This slim novel (not quite a novella) begins with a bang – the Big Bang. In poetic, then humorous, then dazzling prose we are introduced to our world: vapours, water, mountains, lava, the oceans and so on until evolution occurs and the aardvark eventually enters.
Then to Republican congressman Alexander Paine Wilson who is not a likeable character. Arrogant, vain, self-serving and with zero self-awareness, we wish him ill right from the beginning. But what of his connection to the aardvark?
The world of the aardvark and the world of Alexander Paine Wilson collide, comedically and suddenly, when a stuffed aardvark is delivered to the congressman's door. It arrives with a card from Greg Tampico, Alexander's secret lover (Alexander is Not Gay). In a comedy of cataclysmic errors Alexander's day goes from admiring his Reagan-esque living quarters and wardrobe to his arrest and some seriously negative publicity.
The story hangs together bizarrely and beautifully. It charts the aardvark's journey from snuffling happily in Africa to Victorian England where, in death, it meets celebrated taxidermist, Titus Downing of Leamington Spa. Downing is the trusted colleague and great friend of Sir Richard Ostlet, the naturalist who enters the aardvark into western knowledge and parlance.

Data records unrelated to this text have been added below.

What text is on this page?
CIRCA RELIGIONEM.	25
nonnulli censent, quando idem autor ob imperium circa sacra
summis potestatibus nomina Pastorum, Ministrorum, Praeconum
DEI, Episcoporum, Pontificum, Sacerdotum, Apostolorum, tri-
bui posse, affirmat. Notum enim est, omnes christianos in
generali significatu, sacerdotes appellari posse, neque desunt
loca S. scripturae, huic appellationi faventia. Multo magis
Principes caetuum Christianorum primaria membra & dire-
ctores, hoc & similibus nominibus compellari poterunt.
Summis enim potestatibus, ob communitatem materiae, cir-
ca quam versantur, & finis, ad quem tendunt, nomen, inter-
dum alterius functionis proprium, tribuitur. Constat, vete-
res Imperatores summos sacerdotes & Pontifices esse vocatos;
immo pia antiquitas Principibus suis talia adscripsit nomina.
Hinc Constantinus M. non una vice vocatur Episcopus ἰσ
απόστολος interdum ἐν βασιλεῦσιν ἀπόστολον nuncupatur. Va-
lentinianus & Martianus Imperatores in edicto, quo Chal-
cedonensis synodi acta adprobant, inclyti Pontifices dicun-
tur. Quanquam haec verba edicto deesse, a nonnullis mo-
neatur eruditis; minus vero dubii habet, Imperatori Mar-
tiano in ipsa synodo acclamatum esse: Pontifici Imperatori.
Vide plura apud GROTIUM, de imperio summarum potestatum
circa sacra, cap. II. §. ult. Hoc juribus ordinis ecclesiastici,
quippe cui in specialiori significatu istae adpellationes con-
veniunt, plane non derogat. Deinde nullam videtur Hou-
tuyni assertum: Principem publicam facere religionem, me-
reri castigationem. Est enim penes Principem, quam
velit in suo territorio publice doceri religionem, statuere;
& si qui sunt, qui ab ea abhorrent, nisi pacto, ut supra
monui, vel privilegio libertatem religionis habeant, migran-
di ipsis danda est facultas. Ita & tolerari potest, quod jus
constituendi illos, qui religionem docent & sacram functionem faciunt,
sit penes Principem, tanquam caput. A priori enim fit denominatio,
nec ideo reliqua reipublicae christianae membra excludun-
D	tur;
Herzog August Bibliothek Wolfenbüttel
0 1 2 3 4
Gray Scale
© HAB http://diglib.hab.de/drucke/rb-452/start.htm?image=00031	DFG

Downing's narrative sits neatly alongside that of Alexander, smart parallels being drawn between the two tales.
Enter the Aardvark narrates the sudden, ignominious downfall of an ambitious politician. It deals with secret love in heartbreaking detail. The pace of the narrative is breakneck, the turn of phrase at once lyrical, then jarringly colloquial, creating a reading experience that is captivatingly sharp. This book is a delight.